Ce nouveau Midsummer Night’s Dream de la réalisatrice Emily Lim, folk, plaisant et qui plaira à tous, s’ouvre avec des membres du public invités sur scène pour apprendre une routine de danse et se poursuit dans cette veine dans une production qui, dans la plus pure tradition du Globe, fait de la participation une vertu.
Un bon exemple vient lorsque Puck (Michael Grady-Hall) se prépare à laisser tomber sa potion d’amour dans les yeux de Lysander (Mel Lowe) endormi et en obtient accidentellement dans les siens, ce qui signifie qu’il tombe amoureux d’un membre du public sans méfiance (lors de la soirée presse, un gentleman du jeu nommé Steve). Cela devient une blague courante, aboutissant au fait que ledit membre du public le rejoint lors de la cérémonie de mariage culminante.
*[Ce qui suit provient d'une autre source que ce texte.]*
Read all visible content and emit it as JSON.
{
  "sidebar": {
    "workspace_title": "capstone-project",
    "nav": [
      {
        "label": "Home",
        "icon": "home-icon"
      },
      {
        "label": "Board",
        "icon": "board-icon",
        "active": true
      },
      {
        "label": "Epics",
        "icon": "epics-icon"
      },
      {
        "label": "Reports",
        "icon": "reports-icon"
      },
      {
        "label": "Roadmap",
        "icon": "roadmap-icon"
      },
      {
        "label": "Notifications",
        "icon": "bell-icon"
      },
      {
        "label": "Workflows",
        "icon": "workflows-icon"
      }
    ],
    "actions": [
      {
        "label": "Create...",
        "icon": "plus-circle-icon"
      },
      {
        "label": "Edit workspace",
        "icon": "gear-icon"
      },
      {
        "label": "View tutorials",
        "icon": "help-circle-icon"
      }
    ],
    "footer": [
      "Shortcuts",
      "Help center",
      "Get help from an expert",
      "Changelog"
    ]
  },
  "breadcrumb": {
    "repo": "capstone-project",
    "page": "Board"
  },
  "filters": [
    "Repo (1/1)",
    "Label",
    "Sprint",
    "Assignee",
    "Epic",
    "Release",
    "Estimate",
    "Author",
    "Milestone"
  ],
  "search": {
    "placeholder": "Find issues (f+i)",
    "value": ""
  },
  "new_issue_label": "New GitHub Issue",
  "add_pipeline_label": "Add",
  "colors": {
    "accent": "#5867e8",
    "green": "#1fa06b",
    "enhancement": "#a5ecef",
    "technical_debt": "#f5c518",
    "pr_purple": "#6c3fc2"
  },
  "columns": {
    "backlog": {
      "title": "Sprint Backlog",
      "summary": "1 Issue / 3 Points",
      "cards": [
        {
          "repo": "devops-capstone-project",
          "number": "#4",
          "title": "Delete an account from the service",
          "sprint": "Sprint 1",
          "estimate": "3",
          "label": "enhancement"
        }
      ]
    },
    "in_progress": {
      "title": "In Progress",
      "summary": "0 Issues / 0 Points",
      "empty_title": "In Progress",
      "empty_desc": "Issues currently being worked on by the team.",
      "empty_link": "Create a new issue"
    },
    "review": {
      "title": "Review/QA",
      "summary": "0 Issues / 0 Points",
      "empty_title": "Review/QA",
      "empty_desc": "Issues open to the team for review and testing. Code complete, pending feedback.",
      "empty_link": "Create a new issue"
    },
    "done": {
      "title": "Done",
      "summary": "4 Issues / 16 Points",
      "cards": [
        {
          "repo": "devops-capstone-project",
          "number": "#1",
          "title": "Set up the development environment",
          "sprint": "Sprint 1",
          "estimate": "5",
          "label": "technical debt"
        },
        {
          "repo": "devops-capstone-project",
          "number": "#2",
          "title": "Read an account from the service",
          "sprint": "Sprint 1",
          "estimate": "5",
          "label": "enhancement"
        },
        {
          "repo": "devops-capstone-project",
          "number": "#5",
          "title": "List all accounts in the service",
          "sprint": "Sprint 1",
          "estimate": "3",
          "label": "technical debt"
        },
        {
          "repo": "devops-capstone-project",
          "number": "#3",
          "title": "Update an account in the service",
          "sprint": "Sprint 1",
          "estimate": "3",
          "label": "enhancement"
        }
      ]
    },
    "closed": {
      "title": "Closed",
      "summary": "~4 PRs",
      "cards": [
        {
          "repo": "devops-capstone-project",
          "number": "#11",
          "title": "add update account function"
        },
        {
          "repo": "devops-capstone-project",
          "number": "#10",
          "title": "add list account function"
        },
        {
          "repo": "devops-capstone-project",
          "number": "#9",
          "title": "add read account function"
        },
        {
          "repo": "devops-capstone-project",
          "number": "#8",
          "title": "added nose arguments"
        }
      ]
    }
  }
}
Ce n’est que l’un des nombreux petits rebondissements ingénieux qui en font une interprétation véritablement joyeuse, énergique et festive. Il y a même un peu d’action à la Jacob Collier alors que le bouffon de Grady-Hall, Puck, amène le public à chanter en harmonie pour transformer la scène en forêt fleurie (évoqué de manière colorée par le designer Aldo Vázquez et le créateur de costumes Fly Davis). Plus tard, la lune et les étoiles sont évoquées très littéralement dans les derniers instants, le public étant invité à suspendre des mobiles argentés depuis la galerie.
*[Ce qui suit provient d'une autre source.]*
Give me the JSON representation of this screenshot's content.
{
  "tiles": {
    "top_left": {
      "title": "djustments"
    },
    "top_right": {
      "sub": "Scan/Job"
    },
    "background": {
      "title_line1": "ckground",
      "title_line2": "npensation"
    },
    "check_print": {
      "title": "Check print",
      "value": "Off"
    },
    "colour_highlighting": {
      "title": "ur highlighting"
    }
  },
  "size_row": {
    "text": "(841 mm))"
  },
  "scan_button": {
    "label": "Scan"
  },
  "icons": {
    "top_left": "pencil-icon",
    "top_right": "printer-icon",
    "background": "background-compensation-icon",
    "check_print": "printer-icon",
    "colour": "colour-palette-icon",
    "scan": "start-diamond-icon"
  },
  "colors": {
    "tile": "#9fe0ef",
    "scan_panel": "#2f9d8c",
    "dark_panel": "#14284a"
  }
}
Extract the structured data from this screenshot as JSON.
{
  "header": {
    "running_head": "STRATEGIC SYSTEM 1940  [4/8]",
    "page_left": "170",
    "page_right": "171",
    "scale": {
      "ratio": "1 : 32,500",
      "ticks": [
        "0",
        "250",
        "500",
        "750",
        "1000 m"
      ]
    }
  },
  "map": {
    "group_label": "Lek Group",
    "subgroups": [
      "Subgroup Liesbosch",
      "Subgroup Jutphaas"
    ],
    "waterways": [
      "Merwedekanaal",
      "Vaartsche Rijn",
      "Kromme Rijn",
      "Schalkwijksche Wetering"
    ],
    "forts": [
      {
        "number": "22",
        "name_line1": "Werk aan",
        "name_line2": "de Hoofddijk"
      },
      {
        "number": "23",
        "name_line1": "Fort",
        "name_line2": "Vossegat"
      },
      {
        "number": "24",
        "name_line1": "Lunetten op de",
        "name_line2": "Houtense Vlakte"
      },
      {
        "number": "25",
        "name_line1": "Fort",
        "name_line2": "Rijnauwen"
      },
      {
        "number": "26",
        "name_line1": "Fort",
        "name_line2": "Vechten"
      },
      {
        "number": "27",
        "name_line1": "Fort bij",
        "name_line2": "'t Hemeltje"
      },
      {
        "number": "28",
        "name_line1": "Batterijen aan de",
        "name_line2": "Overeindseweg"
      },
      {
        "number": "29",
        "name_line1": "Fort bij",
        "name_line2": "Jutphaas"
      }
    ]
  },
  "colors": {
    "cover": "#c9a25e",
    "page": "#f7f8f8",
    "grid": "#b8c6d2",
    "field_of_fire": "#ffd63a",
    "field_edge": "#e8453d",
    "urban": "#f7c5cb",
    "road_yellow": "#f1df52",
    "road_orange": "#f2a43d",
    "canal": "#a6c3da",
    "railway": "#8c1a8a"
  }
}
Compte tenu de l’intérêt de Lim pour le travail centré sur la communauté, elle constitue un choix judicieux pour un lieu où le public est si intrinsèquement impliqué. Les musiciens Sally Simpson et Piotr Jordan jouent du violon dans la fosse pendant l’avant-spectacle, puis montent sur le balcon pour rejoindre le groupe folk, jouant des compositions originales de Jim Fortune, associé de Globe (y compris une gigue finale en chant). Dès le départ, il y a une ambiance du genre « enlevez vos chaussures et rejoignez la fête », et c’est à peu près aussi loin de l’interprétation hivernale qui a récemment joué dans le Sam Wanamaker Playhouse attenant que vous pourriez l’imaginer.
Il y a un côté étonnamment androgyne dans le casting, notamment Lysander de Lowe (l’un d’un quatuor d’amoureux vêtus de pastel, aux côtés de Sophie Cox, Romaya Weaver et Gavi Singh Chera) et Oberon en robe d’Enyi Okoronkwo. Pendant ce temps, Titania d’Audrey Brisson devient mère de toute la terre, câlinant son bébé adoptif avec une intention pointue tandis que les fées s’affairent autour d’elle. Et les Mechanicals deviennent un groupe de théâtre déchaîné, « The Pap Pap Players », dirigé par Quince, la réalisatrice de Victoria Moseley (qui nous invite à devenir membres de la compagnie) et Bottom, résolument théâtral, d’Adrian Richards (il porte un t-shirt Hamilton et son apparence d’âne argenté ne serait pas déplacée au gala du Met).
Le rêve n’est jamais le plus facile à suivre du point de vue de l’intrigue, et la production n’est pas la plus lucide que vous puissiez voir du point de vue de la narration ; on a l’impression que le récit est sublimé par la mise en scène, les aspects les plus sombres et les plus poétiques de la pièce noyés dans une mer (littérale) de bulles. Mais c’est pardonnable dans une version qui semble résolument amusante, évasive et, j’ose dire, bien jugée pour l’époque actuelle.